Community Visioning for Edgemere Queens
Clients
Edgemere Queens Community Leaders
Team
Beth B. Rosenthal, Zehra Kuz, Meta Brunzema, Ana Fisyak, Lacey Tauber, Peg Seip
Services & Activities
Urban Planning, Workshops, Urban Design, Waterfront Resilience
Project Partners
RISE and Veronica Olivotto
Location
Edgemere, Rockaway Peninsula, Queens, N.Y.
Work Product
Community Visioning For Edgemere Report
Funder
The Nature Conservancy
Status
Complete

Through focused organizing and strategic support, CCCE and Rockaway nonprofit partner RISE worked on a project led by Edgemere community members to articulate and advocate their own response and build a consensus around a vision for socially and ecologically beneficial use of undeveloped, flood-prone city-owned vacant land.

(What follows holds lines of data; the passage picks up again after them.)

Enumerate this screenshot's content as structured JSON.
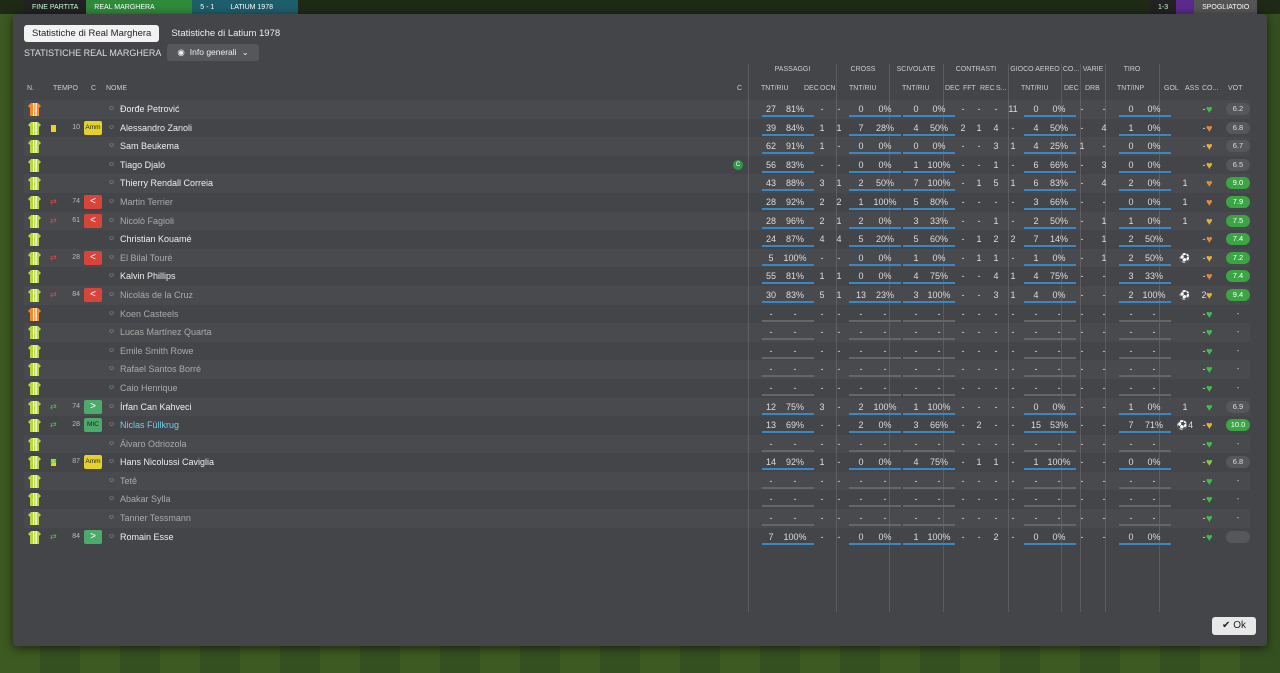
{
  "topbar": {
    "end_label": "FINE PARTITA",
    "home": "REAL MARGHERA",
    "score": "5 - 1",
    "away": "LATIUM 1978",
    "right_score": "1-3",
    "right_label": "SPOGLIATOIO"
  },
  "tabs": [
    "Statistiche di Real Marghera",
    "Statistiche di Latium 1978"
  ],
  "subtitle": "STATISTICHE REAL MARGHERA",
  "dropdown": "Info generali",
  "groups": {
    "passaggi": "PASSAGGI",
    "cross": "CROSS",
    "scivolate": "SCIVOLATE",
    "contrasti": "CONTRASTI",
    "aereo": "GIOCO AEREO",
    "co": "CO...",
    "varie": "VARIE",
    "tiro": "TIRO"
  },
  "cols": {
    "n": "N.",
    "tempo": "TEMPO",
    "c": "C",
    "nome": "NOME",
    "c2": "C",
    "pass": "TNT/RIU",
    "dec": "DEC",
    "ocn": "OCN",
    "cross": "TNT/RIU",
    "sciv": "TNT/RIU",
    "cdec": "DEC",
    "fft": "FFT",
    "rec": "REC",
    "s": "S...",
    "aereo": "TNT/RIU",
    "adec": "DEC",
    "drb": "DRB",
    "tiro": "TNT/INP",
    "gol": "GOL",
    "ass": "ASS",
    "co2": "CO...",
    "vot": "VOT"
  },
  "players": [
    {
      "gk": true,
      "name": "Đorđe Petrović",
      "card": false,
      "sub": "",
      "min": "",
      "badge": "",
      "badgec": "",
      "dim": false,
      "pass": "27",
      "passp": "81%",
      "dec": "-",
      "ocn": "-",
      "cr": "0",
      "crp": "0%",
      "sc": "0",
      "scp": "0%",
      "cdec": "-",
      "fft": "-",
      "rec": "-",
      "s": "11",
      "ae": "0",
      "aep": "0%",
      "adec": "-",
      "drb": "-",
      "ti": "0",
      "tip": "0%",
      "gol": "",
      "ass": "-",
      "heart": "#3fbf4a",
      "vot": "6.2",
      "votg": false
    },
    {
      "gk": false,
      "name": "Alessandro Zanoli",
      "card": true,
      "sub": "",
      "min": "10",
      "badge": "Amm",
      "badgec": "yellow",
      "dim": false,
      "pass": "39",
      "passp": "84%",
      "dec": "1",
      "ocn": "1",
      "cr": "7",
      "crp": "28%",
      "sc": "4",
      "scp": "50%",
      "cdec": "2",
      "fft": "1",
      "rec": "4",
      "s": "-",
      "ae": "4",
      "aep": "50%",
      "adec": "-",
      "drb": "4",
      "ti": "1",
      "tip": "0%",
      "gol": "",
      "ass": "-",
      "heart": "#e08a3a",
      "vot": "6.8",
      "votg": false
    },
    {
      "gk": false,
      "name": "Sam Beukema",
      "card": false,
      "sub": "",
      "min": "",
      "badge": "",
      "badgec": "",
      "dim": false,
      "pass": "62",
      "passp": "91%",
      "dec": "1",
      "ocn": "-",
      "cr": "0",
      "crp": "0%",
      "sc": "0",
      "scp": "0%",
      "cdec": "-",
      "fft": "-",
      "rec": "3",
      "s": "1",
      "ae": "4",
      "aep": "25%",
      "adec": "1",
      "drb": "-",
      "ti": "0",
      "tip": "0%",
      "gol": "",
      "ass": "-",
      "heart": "#e0b23a",
      "vot": "6.7",
      "votg": false
    },
    {
      "gk": false,
      "name": "Tiago Djaló",
      "card": false,
      "sub": "",
      "min": "",
      "badge": "",
      "badgec": "",
      "dim": false,
      "cap": true,
      "pass": "56",
      "passp": "83%",
      "dec": "-",
      "ocn": "-",
      "cr": "0",
      "crp": "0%",
      "sc": "1",
      "scp": "100%",
      "cdec": "-",
      "fft": "-",
      "rec": "1",
      "s": "-",
      "ae": "6",
      "aep": "66%",
      "adec": "-",
      "drb": "3",
      "ti": "0",
      "tip": "0%",
      "gol": "",
      "ass": "-",
      "heart": "#e0b23a",
      "vot": "6.5",
      "votg": false
    },
    {
      "gk": false,
      "name": "Thierry Rendall Correia",
      "card": false,
      "sub": "",
      "min": "",
      "badge": "",
      "badgec": "",
      "dim": false,
      "pass": "43",
      "passp": "88%",
      "dec": "3",
      "ocn": "1",
      "cr": "2",
      "crp": "50%",
      "sc": "7",
      "scp": "100%",
      "cdec": "-",
      "fft": "1",
      "rec": "5",
      "s": "1",
      "ae": "6",
      "aep": "83%",
      "adec": "-",
      "drb": "4",
      "ti": "2",
      "tip": "0%",
      "gol": "1",
      "ass": "",
      "heart": "#e08a3a",
      "vot": "9.0",
      "votg": true
    },
    {
      "gk": false,
      "name": "Martin Terrier",
      "card": false,
      "sub": "out",
      "min": "74",
      "badge": "<",
      "badgec": "red",
      "dim": true,
      "pass": "28",
      "passp": "92%",
      "dec": "2",
      "ocn": "2",
      "cr": "1",
      "crp": "100%",
      "sc": "5",
      "scp": "80%",
      "cdec": "-",
      "fft": "-",
      "rec": "-",
      "s": "-",
      "ae": "3",
      "aep": "66%",
      "adec": "-",
      "drb": "-",
      "ti": "0",
      "tip": "0%",
      "gol": "1",
      "ass": "",
      "heart": "#e08a3a",
      "vot": "7.9",
      "votg": true
    },
    {
      "gk": false,
      "name": "Nicolò Fagioli",
      "card": false,
      "sub": "out",
      "min": "61",
      "badge": "<",
      "badgec": "red",
      "dim": true,
      "pass": "28",
      "passp": "96%",
      "dec": "2",
      "ocn": "1",
      "cr": "2",
      "crp": "0%",
      "sc": "3",
      "scp": "33%",
      "cdec": "-",
      "fft": "-",
      "rec": "1",
      "s": "-",
      "ae": "2",
      "aep": "50%",
      "adec": "-",
      "drb": "1",
      "ti": "1",
      "tip": "0%",
      "gol": "1",
      "ass": "",
      "heart": "#e0b23a",
      "vot": "7.5",
      "votg": true
    },
    {
      "gk": false,
      "name": "Christian Kouamé",
      "card": false,
      "sub": "",
      "min": "",
      "badge": "",
      "badgec": "",
      "dim": false,
      "pass": "24",
      "passp": "87%",
      "dec": "4",
      "ocn": "4",
      "cr": "5",
      "crp": "20%",
      "sc": "5",
      "scp": "60%",
      "cdec": "-",
      "fft": "1",
      "rec": "2",
      "s": "2",
      "ae": "7",
      "aep": "14%",
      "adec": "-",
      "drb": "1",
      "ti": "2",
      "tip": "50%",
      "gol": "",
      "ass": "-",
      "heart": "#e08a3a",
      "vot": "7.4",
      "votg": true
    },
    {
      "gk": false,
      "name": "El Bilal Touré",
      "card": false,
      "sub": "out",
      "min": "28",
      "badge": "<",
      "badgec": "red",
      "dim": true,
      "pass": "5",
      "passp": "100%",
      "dec": "-",
      "ocn": "-",
      "cr": "0",
      "crp": "0%",
      "sc": "1",
      "scp": "0%",
      "cdec": "-",
      "fft": "1",
      "rec": "1",
      "s": "-",
      "ae": "1",
      "aep": "0%",
      "adec": "-",
      "drb": "1",
      "ti": "2",
      "tip": "50%",
      "gol": "⚽",
      "ass": "-",
      "heart": "#e0b23a",
      "vot": "7.2",
      "votg": true
    },
    {
      "gk": false,
      "name": "Kalvin Phillips",
      "card": false,
      "sub": "",
      "min": "",
      "badge": "",
      "badgec": "",
      "dim": false,
      "pass": "55",
      "passp": "81%",
      "dec": "1",
      "ocn": "1",
      "cr": "0",
      "crp": "0%",
      "sc": "4",
      "scp": "75%",
      "cdec": "-",
      "fft": "-",
      "rec": "4",
      "s": "1",
      "ae": "4",
      "aep": "75%",
      "adec": "-",
      "drb": "-",
      "ti": "3",
      "tip": "33%",
      "gol": "",
      "ass": "-",
      "heart": "#e08a3a",
      "vot": "7.4",
      "votg": true
    },
    {
      "gk": false,
      "name": "Nicolás de la Cruz",
      "card": false,
      "sub": "out",
      "min": "84",
      "badge": "<",
      "badgec": "red",
      "dim": true,
      "pass": "30",
      "passp": "83%",
      "dec": "5",
      "ocn": "1",
      "cr": "13",
      "crp": "23%",
      "sc": "3",
      "scp": "100%",
      "cdec": "-",
      "fft": "-",
      "rec": "3",
      "s": "1",
      "ae": "4",
      "aep": "0%",
      "adec": "-",
      "drb": "-",
      "ti": "2",
      "tip": "100%",
      "gol": "⚽",
      "ass": "2",
      "heart": "#e0b23a",
      "vot": "9.4",
      "votg": true
    },
    {
      "gk": true,
      "name": "Koen Casteels",
      "card": false,
      "sub": "",
      "min": "",
      "badge": "",
      "badgec": "",
      "dim": true,
      "empty": true,
      "heart": "#3fbf4a"
    },
    {
      "gk": false,
      "name": "Lucas Martínez Quarta",
      "card": false,
      "sub": "",
      "min": "",
      "badge": "",
      "badgec": "",
      "dim": true,
      "empty": true,
      "heart": "#3fbf4a"
    },
    {
      "gk": false,
      "name": "Emile Smith Rowe",
      "card": false,
      "sub": "",
      "min": "",
      "badge": "",
      "badgec": "",
      "dim": true,
      "empty": true,
      "heart": "#3fbf4a"
    },
    {
      "gk": false,
      "name": "Rafael Santos Borré",
      "card": false,
      "sub": "",
      "min": "",
      "badge": "",
      "badgec": "",
      "dim": true,
      "empty": true,
      "heart": "#3fbf4a"
    },
    {
      "gk": false,
      "name": "Caio Henrique",
      "card": false,
      "sub": "",
      "min": "",
      "badge": "",
      "badgec": "",
      "dim": true,
      "empty": true,
      "heart": "#3fbf4a"
    },
    {
      "gk": false,
      "name": "İrfan Can Kahveci",
      "card": false,
      "sub": "in",
      "min": "74",
      "badge": ">",
      "badgec": "green",
      "dim": false,
      "pass": "12",
      "passp": "75%",
      "dec": "3",
      "ocn": "-",
      "cr": "2",
      "crp": "100%",
      "sc": "1",
      "scp": "100%",
      "cdec": "-",
      "fft": "-",
      "rec": "-",
      "s": "-",
      "ae": "0",
      "aep": "0%",
      "adec": "-",
      "drb": "-",
      "ti": "1",
      "tip": "0%",
      "gol": "1",
      "ass": "",
      "heart": "#3fbf4a",
      "vot": "6.9",
      "votg": false
    },
    {
      "gk": false,
      "name": "Niclas Füllkrug",
      "card": false,
      "sub": "in",
      "min": "28",
      "badge": "MIC",
      "badgec": "teal",
      "dim": false,
      "hl": true,
      "pass": "13",
      "passp": "69%",
      "dec": "-",
      "ocn": "-",
      "cr": "2",
      "crp": "0%",
      "sc": "3",
      "scp": "66%",
      "cdec": "-",
      "fft": "2",
      "rec": "-",
      "s": "-",
      "ae": "15",
      "aep": "53%",
      "adec": "-",
      "drb": "-",
      "ti": "7",
      "tip": "71%",
      "gol": "⚽4",
      "ass": "-",
      "heart": "#e0b23a",
      "vot": "10.0",
      "votg": true
    },
    {
      "gk": false,
      "name": "Álvaro Odriozola",
      "card": false,
      "sub": "",
      "min": "",
      "badge": "",
      "badgec": "",
      "dim": true,
      "empty": true,
      "heart": "#3fbf4a"
    },
    {
      "gk": false,
      "name": "Hans Nicolussi Caviglia",
      "card": true,
      "sub": "in",
      "min": "87",
      "badge": "Amm",
      "badgec": "yellow",
      "dim": false,
      "pass": "14",
      "passp": "92%",
      "dec": "1",
      "ocn": "-",
      "cr": "0",
      "crp": "0%",
      "sc": "4",
      "scp": "75%",
      "cdec": "-",
      "fft": "1",
      "rec": "1",
      "s": "-",
      "ae": "1",
      "aep": "100%",
      "adec": "-",
      "drb": "-",
      "ti": "0",
      "tip": "0%",
      "gol": "",
      "ass": "-",
      "heart": "#7ccf3a",
      "vot": "6.8",
      "votg": false
    },
    {
      "gk": false,
      "name": "Tetê",
      "card": false,
      "sub": "",
      "min": "",
      "badge": "",
      "badgec": "",
      "dim": true,
      "empty": true,
      "heart": "#3fbf4a"
    },
    {
      "gk": false,
      "name": "Abakar Sylla",
      "card": false,
      "sub": "",
      "min": "",
      "badge": "",
      "badgec": "",
      "dim": true,
      "empty": true,
      "heart": "#3fbf4a"
    },
    {
      "gk": false,
      "name": "Tanner Tessmann",
      "card": false,
      "sub": "",
      "min": "",
      "badge": "",
      "badgec": "",
      "dim": true,
      "empty": true,
      "heart": "#3fbf4a"
    },
    {
      "gk": false,
      "name": "Romain Esse",
      "card": false,
      "sub": "in",
      "min": "84",
      "badge": ">",
      "badgec": "green",
      "dim": false,
      "pass": "7",
      "passp": "100%",
      "dec": "-",
      "ocn": "-",
      "cr": "0",
      "crp": "0%",
      "sc": "1",
      "scp": "100%",
      "cdec": "-",
      "fft": "-",
      "rec": "2",
      "s": "-",
      "ae": "0",
      "aep": "0%",
      "adec": "-",
      "drb": "-",
      "ti": "0",
      "tip": "0%",
      "gol": "",
      "ass": "-",
      "heart": "#3fbf4a",
      "vot": "",
      "votg": false
    }
  ],
  "ok": "Ok"
}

Planning the Open Spaces of the Edgemere Community Land Trust

The project focused on aligning community priorities and goals for 55 city-owned vacant lots located on Edgemere’s “bayside” between Beach Channel Drive, Beach 43rd Street, Jamaica Bay, and Beach 50th Street.  These lots account for approximately 40% of the overall 119 vacant lots in the neighborhood that have been designated for the “Edgemere Community Land Trust,” a project of the NYC Department of Housing, Preservation & Development (HPD) as part of the city’s coastal resilience effort to rezone the Rockaways.

A Community-led Vision

The Collective, RISE, and a Community Advisory Board organized three community-led visioning sessions and collaborated on surveys, interviews, site visits, and outreach activities. CCCE provided zoning, land-use, and open space research to support the visioning, planning, and conceptual design activities.

The visioning sessions galvanized the enormous creativity, resiliency, strength, and expertise in the creation of an inclusive, equitable community vision for the use of a great many parcels of vacant, city-owned land that would at once help to protect Edgemere from flooding and respond to the community’s identified need for recreation, food, economic generators, art, and beauty.

Community Consensus

CCCE and its partners worked to build broad-based participation and consensus for a vision for the socially and ecologically beneficial use of this vacant land. The collective vision was influenced and shaped by a planning analysis, a library of open space precedents, virtual walk-throughs in the neighborhood, and focus group brainstorming sessions.